Twenty-odd years as a playwright have lined George S. Kaufman's purse well enough for him to take a flyer in the producing game, and the vehicle he has picked to lay his name and dough behind is up for inspection at the Plymouth these days. When we looked in, it was doing a fair job of rolling them in the aisles, although more than a little primping was indicated before Mr. Kaufman ventures to move his baby to Manhattan for the season, or part of it.

"Mr. Big" reminded us of nothing so much as a slightly milder "Hellzapoppin" with a plot tagging along behind. Like the Olsen and Johnson show, it presumably will draw sophisticated snubs from the critics while packing the mobs in by droves. It has political satire, murder mystery, and slapstick in about equal portions, and there's a good chance that you'll be sitting near one of the cast if you're in the orchestra. The plot involves a couple of violent deaths which only add to the fun, and the leading character is Tom Dewey minus mustache. All of it is, therefore, rather confusing and not at all significant drama. From the opening corpse through three acts' worth of looking for the killer, the cliches trip over each other in their eagerness to get across. The wise-cracking reporters, the unconnected telephone, the slow-witted darkie, they're all there, most of them good for a laugh, the rest for a yawn. The second act in particular is pretty slow-moving, though Mr. Kaufman is doubtless concocting new tricks to bolster it up by the time he's ready to bring his proteges to the roaring Forties for an extended visit. There's still a lot of deadwood to be cleared away, but George is the one to do it.

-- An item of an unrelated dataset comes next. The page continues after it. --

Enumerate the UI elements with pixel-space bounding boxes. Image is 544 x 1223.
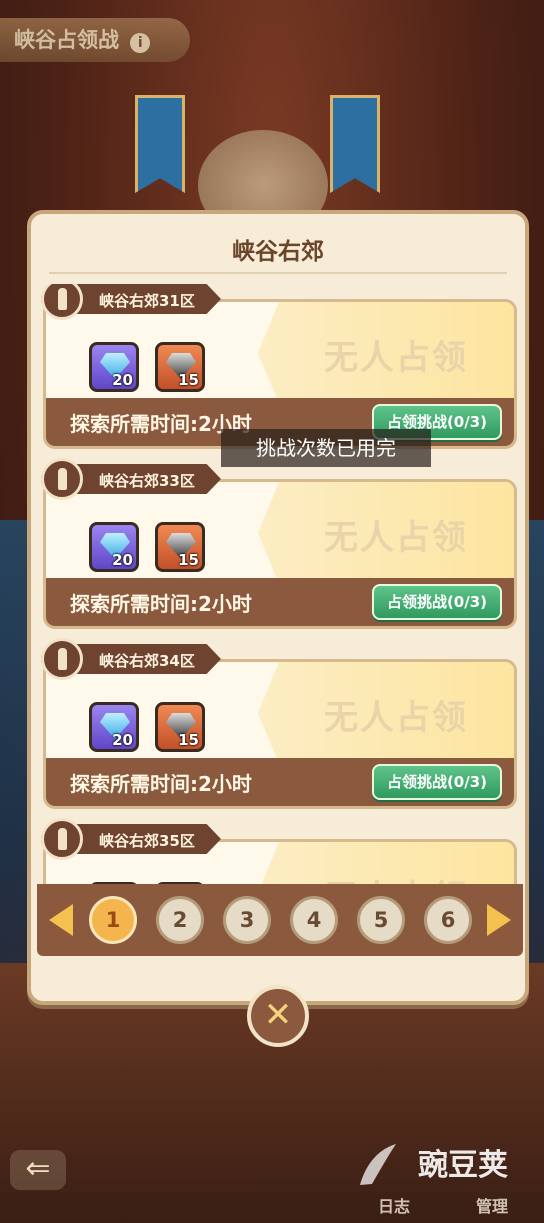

Involved in a more or less histrionic way are, among others, Fay Wray and Betty Furness, a couple of fugitives from the Hollywood quickie lots who don't have too much to do, but look decorative. Hume Cronyn, who has gotten good notices in rather poor plays in the last few years, plays the politically ambitious D.A. and comes out pretty well trying to make a highly exaggerated role bearable through the whole evening. It might also be appropriate to mention in passing that one of the co-authors is the husband of Gloria Stuart.

Most of "Mr. Big" is about as subtle as a panzer division, but the Kaufman touch is enough in evidence to make of it a fairly amusing if unimproving evening before the college grind begins.